Mark Strand was a staple of American poetry for almost half a century, accruing almost every award for writing poetry this country has to offer. Before his death in 2014, he published over a dozen books of poetry, three children’s books and edited dozens of other works. His style has always been clean and sober, and his wit came from a straightforward approach to language and semi-surreal imagery and storytelling. Throughout his career, identity had been a central concern, and that concern, once again, raises its head in what is his last collection.

Though the central motifs and themes are ones that had become wrought by his later career, his new-found form of prose poems is what really dazzles in this collection. In previous decades, he made a name for himself with his intense lyricism, but this later Strand found a fruitful hold in writing these parable-like pieces that encounter the reader in a style similar to Rimbaud’s 1871 book-length prose poem series Une Saison en Enfer. But where Rimbaud is audacious and sprawling, Strand is clearheaded and calculated.

The most exciting element of the collection is his mixture of the misanthropic and the humorous. In “An Event About Which No More Need be Said,” he tells a story of riding in a cab with a secretive “prince” who has no hobbies but whose “one interest is sex.” The poem ends with the prince showing the speaker his penis, and the speaker leaping from the moving cab. It’s a cheap laugh, and it breaks the seriousness of the other poems rather awkwardly. There are other such funny moments – though none are as explicitly humorous as this one is supposed to be.

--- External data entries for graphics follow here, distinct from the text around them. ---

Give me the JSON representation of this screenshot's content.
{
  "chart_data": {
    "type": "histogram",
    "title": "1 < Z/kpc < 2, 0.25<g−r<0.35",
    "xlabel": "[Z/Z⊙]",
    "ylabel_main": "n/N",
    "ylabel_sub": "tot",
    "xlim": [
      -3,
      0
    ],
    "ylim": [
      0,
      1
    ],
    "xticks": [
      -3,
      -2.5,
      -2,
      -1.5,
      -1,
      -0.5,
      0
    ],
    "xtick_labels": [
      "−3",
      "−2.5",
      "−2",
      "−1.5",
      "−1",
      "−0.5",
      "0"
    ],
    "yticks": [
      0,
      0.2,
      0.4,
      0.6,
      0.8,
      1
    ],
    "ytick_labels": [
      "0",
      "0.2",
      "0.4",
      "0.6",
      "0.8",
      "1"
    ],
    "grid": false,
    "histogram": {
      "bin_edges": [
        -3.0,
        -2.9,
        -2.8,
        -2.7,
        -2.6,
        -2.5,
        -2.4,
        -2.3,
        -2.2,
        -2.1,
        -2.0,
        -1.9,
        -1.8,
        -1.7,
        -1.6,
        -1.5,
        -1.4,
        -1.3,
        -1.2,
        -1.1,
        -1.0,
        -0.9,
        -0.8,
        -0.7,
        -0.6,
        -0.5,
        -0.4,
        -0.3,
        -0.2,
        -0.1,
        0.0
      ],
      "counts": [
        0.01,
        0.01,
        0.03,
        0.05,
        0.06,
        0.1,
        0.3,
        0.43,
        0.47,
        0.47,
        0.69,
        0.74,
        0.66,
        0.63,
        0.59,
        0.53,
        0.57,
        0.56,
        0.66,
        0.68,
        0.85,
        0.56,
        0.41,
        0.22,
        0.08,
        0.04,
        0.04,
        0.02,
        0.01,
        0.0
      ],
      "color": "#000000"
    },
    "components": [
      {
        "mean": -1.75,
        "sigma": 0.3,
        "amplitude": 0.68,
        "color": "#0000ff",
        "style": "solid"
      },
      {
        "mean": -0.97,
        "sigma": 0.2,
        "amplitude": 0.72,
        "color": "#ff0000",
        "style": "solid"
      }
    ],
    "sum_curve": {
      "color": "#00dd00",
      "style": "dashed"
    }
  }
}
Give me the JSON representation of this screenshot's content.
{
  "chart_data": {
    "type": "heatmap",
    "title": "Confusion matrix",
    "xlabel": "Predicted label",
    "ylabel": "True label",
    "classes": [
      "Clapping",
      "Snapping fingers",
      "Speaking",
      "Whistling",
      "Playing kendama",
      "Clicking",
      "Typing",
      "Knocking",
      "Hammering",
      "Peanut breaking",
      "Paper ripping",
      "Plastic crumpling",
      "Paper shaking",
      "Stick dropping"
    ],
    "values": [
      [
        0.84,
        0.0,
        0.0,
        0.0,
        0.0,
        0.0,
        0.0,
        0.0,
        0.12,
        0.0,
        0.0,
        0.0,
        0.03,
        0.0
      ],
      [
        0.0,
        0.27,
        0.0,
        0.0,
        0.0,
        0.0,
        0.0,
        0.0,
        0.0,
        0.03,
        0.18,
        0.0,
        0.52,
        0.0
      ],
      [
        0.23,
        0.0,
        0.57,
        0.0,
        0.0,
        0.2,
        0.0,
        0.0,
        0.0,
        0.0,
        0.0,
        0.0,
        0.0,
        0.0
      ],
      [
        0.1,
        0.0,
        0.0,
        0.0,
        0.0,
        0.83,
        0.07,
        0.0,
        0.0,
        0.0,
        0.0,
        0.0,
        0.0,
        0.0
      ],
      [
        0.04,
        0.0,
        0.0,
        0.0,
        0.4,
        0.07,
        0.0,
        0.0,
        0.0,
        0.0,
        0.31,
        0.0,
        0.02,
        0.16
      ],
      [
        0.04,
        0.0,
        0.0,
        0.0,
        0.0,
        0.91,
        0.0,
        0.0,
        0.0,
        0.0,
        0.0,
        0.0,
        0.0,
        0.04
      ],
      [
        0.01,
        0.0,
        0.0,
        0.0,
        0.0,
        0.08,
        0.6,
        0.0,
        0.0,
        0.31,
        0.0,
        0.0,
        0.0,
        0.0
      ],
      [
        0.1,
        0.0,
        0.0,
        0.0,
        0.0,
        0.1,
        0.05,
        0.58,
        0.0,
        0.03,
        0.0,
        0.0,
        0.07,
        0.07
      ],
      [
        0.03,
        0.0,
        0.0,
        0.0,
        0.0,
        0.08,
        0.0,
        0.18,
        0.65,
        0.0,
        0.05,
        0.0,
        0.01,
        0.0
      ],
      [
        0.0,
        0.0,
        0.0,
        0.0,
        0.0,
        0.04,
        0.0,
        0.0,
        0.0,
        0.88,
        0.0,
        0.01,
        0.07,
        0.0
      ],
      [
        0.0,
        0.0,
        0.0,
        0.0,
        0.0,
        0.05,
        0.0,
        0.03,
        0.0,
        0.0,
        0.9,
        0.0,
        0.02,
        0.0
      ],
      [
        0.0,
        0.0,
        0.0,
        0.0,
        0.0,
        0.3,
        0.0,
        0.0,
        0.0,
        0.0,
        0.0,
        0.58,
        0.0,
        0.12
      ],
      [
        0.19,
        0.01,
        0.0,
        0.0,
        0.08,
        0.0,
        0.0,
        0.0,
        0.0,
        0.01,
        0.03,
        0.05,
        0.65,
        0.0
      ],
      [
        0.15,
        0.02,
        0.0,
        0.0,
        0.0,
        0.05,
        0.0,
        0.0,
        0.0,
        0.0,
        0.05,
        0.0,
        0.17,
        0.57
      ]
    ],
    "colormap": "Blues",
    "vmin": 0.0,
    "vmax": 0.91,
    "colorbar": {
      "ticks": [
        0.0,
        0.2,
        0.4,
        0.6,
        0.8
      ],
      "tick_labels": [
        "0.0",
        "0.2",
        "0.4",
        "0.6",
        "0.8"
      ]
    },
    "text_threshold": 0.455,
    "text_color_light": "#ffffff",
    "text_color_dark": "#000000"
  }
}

But this collection succeeds in poems whose insight is mediated through somber observations and stories that end on a note of hopelessness. “The Buried Melancholy of the Poet” is a not so veiled reflection of the poet’s own love life and longing for female attention. He is remembering the summer and the women who would sit by the ocean. There is deep loneliness, and it ends with a sorrowful note found in many of the poems in the collection:

“This was the summer he wandered out into the miraculous night, into the sea of dark, as if for the first time, to shed his own light, but what he shed was the dark, what he found was the night.”

Ultimately, Almost Invisible is a collection that any late-career poet would hope for. It touches on central themes that Strand had played with throughout most of his career and presents these themes in a new way. The prose in his prose poems is moderate and clear, while remaining delightfully surreal and introspective. It’s always a shame when a poet passes, and doubly so now that we will never get to see to what extremes Strand would have taken this newly-adopted form.